Maureen Lewis, a CGD senior fellow who specializes in health economics and has recently studied the economics of epidemics, recently returned two weeks in East Asia gathering information about the region’s response to the threat of avian flu. She spoke on the topic at Beijing University in China and participated in a meeting organized by the World Bank in Jakarta, where donor countries reviewed Indonesia’s response and sought to identify ways in which the international community could further support Indonesian efforts. On her return, Maureen discussed the key conclusions from her trip.
Q: What’s the single most important thing that rich countries should do now to prevent a global avian flu epidemic among humans?
A: The good news is that the international community has responded very well under the circumstances. Countries have agreed on coordination under the World Health Organization to provide international surveillance, to alert the international community and to intervene jointly if and when the avian flu emerges. Research into the pathogen, its likely mutations, and possible vaccines and treatment is being funded and undertaken in the rich countries. All these first steps are being put in place.
The main problem now is that developing countries, especially the poorest countries in East Asia where the threat is the greatest, lack the capacity to put in place sophisticate surveillance systems quickly. Moreover, countries like Indonesia and China are so vast that it is difficult to cover the entire country in any case. Rich countries should offer both technical help and funding to find alternatives.
For example, it may be that rewards need to be offered to farmers who voluntarily report their sick and dying chickens, or volunteers can be recruited to do something similar within a defined area. Again, some form of compensation will be needed or surveillance will fail.

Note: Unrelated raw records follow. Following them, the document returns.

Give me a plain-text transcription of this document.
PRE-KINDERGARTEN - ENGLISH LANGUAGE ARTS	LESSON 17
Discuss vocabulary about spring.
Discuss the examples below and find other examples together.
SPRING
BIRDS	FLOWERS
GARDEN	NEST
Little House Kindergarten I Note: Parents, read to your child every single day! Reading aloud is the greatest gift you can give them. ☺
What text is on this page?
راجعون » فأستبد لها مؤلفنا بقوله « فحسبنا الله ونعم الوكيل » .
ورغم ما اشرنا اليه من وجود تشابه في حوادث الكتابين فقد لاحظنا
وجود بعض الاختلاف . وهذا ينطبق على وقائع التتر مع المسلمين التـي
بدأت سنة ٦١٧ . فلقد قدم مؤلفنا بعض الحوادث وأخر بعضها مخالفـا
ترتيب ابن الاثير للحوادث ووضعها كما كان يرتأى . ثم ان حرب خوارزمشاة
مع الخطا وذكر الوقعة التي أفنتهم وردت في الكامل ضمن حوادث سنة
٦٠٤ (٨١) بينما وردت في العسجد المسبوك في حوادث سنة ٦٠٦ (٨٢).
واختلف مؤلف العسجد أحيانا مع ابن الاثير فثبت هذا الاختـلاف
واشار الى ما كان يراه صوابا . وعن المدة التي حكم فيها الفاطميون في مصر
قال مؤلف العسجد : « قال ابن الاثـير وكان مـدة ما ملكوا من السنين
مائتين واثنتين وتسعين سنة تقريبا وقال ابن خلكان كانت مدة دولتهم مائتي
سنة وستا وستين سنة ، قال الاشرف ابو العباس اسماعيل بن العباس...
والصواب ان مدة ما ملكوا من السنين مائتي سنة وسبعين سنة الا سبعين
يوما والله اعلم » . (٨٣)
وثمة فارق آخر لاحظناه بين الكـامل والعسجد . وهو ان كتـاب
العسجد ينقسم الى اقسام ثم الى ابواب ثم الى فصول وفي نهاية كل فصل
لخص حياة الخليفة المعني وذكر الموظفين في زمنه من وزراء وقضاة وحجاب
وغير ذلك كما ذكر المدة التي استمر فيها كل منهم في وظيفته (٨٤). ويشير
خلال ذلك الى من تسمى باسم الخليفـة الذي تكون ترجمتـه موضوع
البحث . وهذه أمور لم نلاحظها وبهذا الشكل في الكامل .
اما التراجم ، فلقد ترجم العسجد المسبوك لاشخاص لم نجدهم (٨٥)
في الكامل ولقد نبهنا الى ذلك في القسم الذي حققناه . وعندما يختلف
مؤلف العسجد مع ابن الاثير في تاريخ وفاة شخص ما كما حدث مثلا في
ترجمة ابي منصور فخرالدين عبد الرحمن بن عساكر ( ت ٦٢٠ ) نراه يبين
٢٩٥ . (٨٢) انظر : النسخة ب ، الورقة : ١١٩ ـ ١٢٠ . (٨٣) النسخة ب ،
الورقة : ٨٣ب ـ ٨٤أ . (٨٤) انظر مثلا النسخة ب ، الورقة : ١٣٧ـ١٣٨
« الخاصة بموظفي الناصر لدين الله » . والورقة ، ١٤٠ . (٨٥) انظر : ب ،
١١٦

Q: What happens then? What can be done to strengthen the global response if there is a rapidly spreading epidemic among humans?
A: In a sense much of the ongoing effort is merely buying time, time to better understand the virus and put in place the arrangements needed to cope with a new epidemic. The specific virus that could emerge and spark a pandemic is not yet known, so vaccinations and treatment must rely on more generic vaccines and medicines that may or may not help. Scientific advances on related viruses will help the process and prepare the world.
Once the Avian Flu reaches a human-to-human transmission either we have the treatment and preventive tools in hand to immunize and cure the disease, or we fall back on isolation and quarantine. The problem, of course, is that movement of birds simply cannot be controlled, and controlling the movements of humans is almost as difficult.
Q: Your paper, The Economic Implications of Epidemics Old and New, looks at the short-run and long-run economic implications of four epidemics: Plague in the 14th century, the 1918–19 flu epidemic, HIV/AIDS and SARS. What does this historical experience tell us about the likely economic impact of an avian flu epidemic?
A: Avian flu has more in common with the Plague, the 1918 “Spanish Flu” and SARS than the slower-moving HIV/AIDS epidemic. In the 1918 pandemic the new pathogen was overlooked in the early stages. Infected troops in the US mobilizing for World War I were put in barracks and on ships, spreading the disease. Although SARS was not a particularly lethal virus, it offers important lessons because it occurred in today’s globalized world, where rapid travel and instant communications tie the fates of all countries.
Although only 8,422 cases of SARS were reported, reactions to the news of the disease shut down economic activity not only in Guangdong Province, where the disease originated, but in Hong Kong, and other Asian cities as well. Travel bans affected tourism, hotels and restaurants, as well as factories serving the international market. The total cost to the region was $15 billion or 0.5 percent of GDP. But the true cost was in expectations and faltering business confidence.
China’s rapid response to the Avian Flu problem no doubt stems from a realization of the consequences of inaction. China has been aggressive in dealing with surveillance and culling of infected birds. Thailand too has internalized the need to contain a potentially lethal communicable disease. Other at risk countries have not acted as quickly, although most of these countries are poorer and have less capacity to act.